Manhatten von der Staten Island Ferry
Das World Financial Center schauten wir uns an und ich weiss noch, dass wir uns hier ziemlich in die Haare bekommen hatten wegen einigen Kleinigkeiten. Schon bald rauften wir uns aber wieder zusammen und gingen weiter ins Century 21, einem ziemlich großen und damit unübersichtlichen Designer Outlet Shop. So richtig fündig wurden wir hier leider nicht und ich glaube wir sind dann wieder östlich über die Wall Street zur Staten Island Ferry gelaufen. Diese ist nämlich kostenlos und man hat einen super Blick auf die Skyline von Manhatten. Staten Island selber war für uns relativ unspektakulär, denn wir wollten nicht extra mit dem Bus weit weg von der Fähre fahren, so dass wir nur einen kurzen Spaziergang bis zum ersten Cafe machten und dann wieder mit der Fähre zurückfuhren. Zwar war es relativ kalt und windig auf der Überfahrt, aber der Blick enttäuschte nicht und wir machten ein paar schöne Fotos von Manhatten. Schnell noch etwas eingekauft und dann war auch dieser Tag schon wieder vorüber. Hmm, mir fällt gerade ein, dass wir an einem Tag auch noch im Kino am Union Square gegangen sind. Bin mir nicht ganz sicher an welchem, aber auf jeden Fall haben wir uns Marvels Avengers angeguckt, was sich zum ersten Mal mal wieder gelohnt hat. War zwar kein Welthit, aber immerhin hat man sich nicht geärgert den im Kino geschaut zu haben.
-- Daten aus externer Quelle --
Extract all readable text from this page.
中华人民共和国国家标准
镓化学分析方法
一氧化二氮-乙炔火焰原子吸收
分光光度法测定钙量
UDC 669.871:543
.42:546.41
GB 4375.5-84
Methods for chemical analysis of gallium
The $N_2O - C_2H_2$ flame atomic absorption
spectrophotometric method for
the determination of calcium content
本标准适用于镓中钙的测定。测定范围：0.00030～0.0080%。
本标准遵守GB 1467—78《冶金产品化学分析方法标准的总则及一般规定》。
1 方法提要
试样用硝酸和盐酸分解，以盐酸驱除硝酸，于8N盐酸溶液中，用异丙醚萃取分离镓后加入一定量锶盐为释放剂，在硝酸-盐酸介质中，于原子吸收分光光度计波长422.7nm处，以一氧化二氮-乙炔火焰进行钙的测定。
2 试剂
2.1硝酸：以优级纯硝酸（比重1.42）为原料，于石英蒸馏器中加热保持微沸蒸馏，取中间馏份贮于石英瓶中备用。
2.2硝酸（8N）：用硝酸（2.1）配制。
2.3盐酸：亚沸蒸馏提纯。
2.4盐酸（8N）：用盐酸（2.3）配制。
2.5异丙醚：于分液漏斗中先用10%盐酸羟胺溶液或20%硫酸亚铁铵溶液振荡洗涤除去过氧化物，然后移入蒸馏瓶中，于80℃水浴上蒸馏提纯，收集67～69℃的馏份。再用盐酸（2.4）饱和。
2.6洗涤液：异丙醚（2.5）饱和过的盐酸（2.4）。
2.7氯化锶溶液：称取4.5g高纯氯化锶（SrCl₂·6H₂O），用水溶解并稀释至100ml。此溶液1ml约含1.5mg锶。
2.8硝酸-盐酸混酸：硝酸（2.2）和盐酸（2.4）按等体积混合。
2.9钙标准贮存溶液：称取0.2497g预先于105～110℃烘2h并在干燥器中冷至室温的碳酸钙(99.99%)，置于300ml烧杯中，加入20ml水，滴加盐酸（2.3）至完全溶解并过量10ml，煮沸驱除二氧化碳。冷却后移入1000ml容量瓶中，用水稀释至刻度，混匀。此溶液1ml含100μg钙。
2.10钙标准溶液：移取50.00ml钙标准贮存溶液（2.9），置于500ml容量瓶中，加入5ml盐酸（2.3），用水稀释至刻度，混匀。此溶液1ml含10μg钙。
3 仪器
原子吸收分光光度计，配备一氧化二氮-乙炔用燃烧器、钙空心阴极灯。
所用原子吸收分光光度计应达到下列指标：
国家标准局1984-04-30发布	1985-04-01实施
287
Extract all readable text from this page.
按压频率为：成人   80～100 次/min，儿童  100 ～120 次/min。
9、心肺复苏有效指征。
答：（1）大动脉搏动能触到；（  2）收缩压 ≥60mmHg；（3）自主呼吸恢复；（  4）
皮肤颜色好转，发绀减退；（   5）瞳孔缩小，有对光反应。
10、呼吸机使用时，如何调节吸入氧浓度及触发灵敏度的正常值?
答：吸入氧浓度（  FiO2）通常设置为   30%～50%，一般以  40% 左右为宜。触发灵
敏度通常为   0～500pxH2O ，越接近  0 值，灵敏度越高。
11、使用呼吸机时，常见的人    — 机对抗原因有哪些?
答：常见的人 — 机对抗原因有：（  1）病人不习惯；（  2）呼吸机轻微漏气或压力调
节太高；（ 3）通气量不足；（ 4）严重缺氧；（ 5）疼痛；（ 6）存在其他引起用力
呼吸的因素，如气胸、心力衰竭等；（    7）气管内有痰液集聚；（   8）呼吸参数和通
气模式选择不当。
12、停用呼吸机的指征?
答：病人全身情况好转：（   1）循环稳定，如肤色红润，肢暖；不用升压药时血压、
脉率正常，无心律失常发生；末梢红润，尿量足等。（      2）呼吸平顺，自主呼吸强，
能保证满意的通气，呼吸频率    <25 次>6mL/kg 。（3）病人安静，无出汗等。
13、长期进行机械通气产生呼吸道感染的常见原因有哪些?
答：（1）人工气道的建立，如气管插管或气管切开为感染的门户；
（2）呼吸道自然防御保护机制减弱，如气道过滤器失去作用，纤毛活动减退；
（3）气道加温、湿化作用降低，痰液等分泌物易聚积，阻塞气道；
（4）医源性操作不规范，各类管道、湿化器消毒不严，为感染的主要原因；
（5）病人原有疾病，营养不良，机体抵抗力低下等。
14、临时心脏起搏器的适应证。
Blick vom Empire State Building
Der nächste Tag war dann auch schon unser letzter ganzer Tag in New York. Am Vormittag schauten wir uns das Künstlerviertel SoHo und die benachbarten Stadtviertel an. Für uns hieß das übersetzt Shopping und eigentlich verbrachten wir mehr Zeit auf dem Broadway in irgendwelchen Schuh und Klamottengeschäften, als damit uns irgendetwas anzugucken. Schon bald wurde einiges gekauft und mit Shopping-Glück in Gedanken schauten wir uns dann die Gegend um das Rockefeller Center an. 6th and 7th Avenue wurden abgegrast, Radio City Music Hall und NBC Studios besucht und St. Patricks Cathedral haben wir auch gesehen. Alles abgehakt (danke Michi für den Rechtschreibhinweis;-)) und mit neuen Schuhen ging es hoch hinaus aufs Empire State Building. Beim ersten Besuch in New York bin ich auf dem Rockefeller Center (The Rock) gewesen und nun sah ich auch die 2. Perspektive vom Empire State Building. Ich muss sagen, es ist immer wieder beeindruckend. Manhatten von oben ist einfach etwas Anderes. Hochhäuser scheinen einen Wettkampf in Sachen Höhe und Imposanz auszutragen und bei Abend sind die Lichterspiele von Gebäuden und Autos einfach nur klasse. Trotz all der Faszination wurde es uns nach einiger Zeit etwas zu kalt und die Menschenmassen wurden auch nicht weniger, so dass wir die etlichen Stockwerke im Schnellaufzug wieder hinunterbrausten und alsbald im Hostel ins Bett fielen.
Manhatten bei Nacht
So schliefen wir in unseren Abreise-Tag hinein. Die verbleibende Zeit bis zum Flug verbrachten wir abermals mit kleinem Shopping und schon bald saßen wir wieder im Skytrain der uns zum Flughafen brachte. Hier nahmen wir Abschied voneinander, denn ich reiste weiter für 5 Tage nach Miami und Julia flog bereits an jenem Tag nach Hause. 1 ½ Jahre gemeinsam reisen und Erfahrungen sammeln fanden an jenem Tag sein Ende. Ich hätte nicht einen einzelnen davon missen wollen und freue mich immer wieder, dass wir uns zu der Reise durchgerungen haben und sie schliesslich auch zusammen beendet haben (ja gut bis auf meine Miami Extrawurst).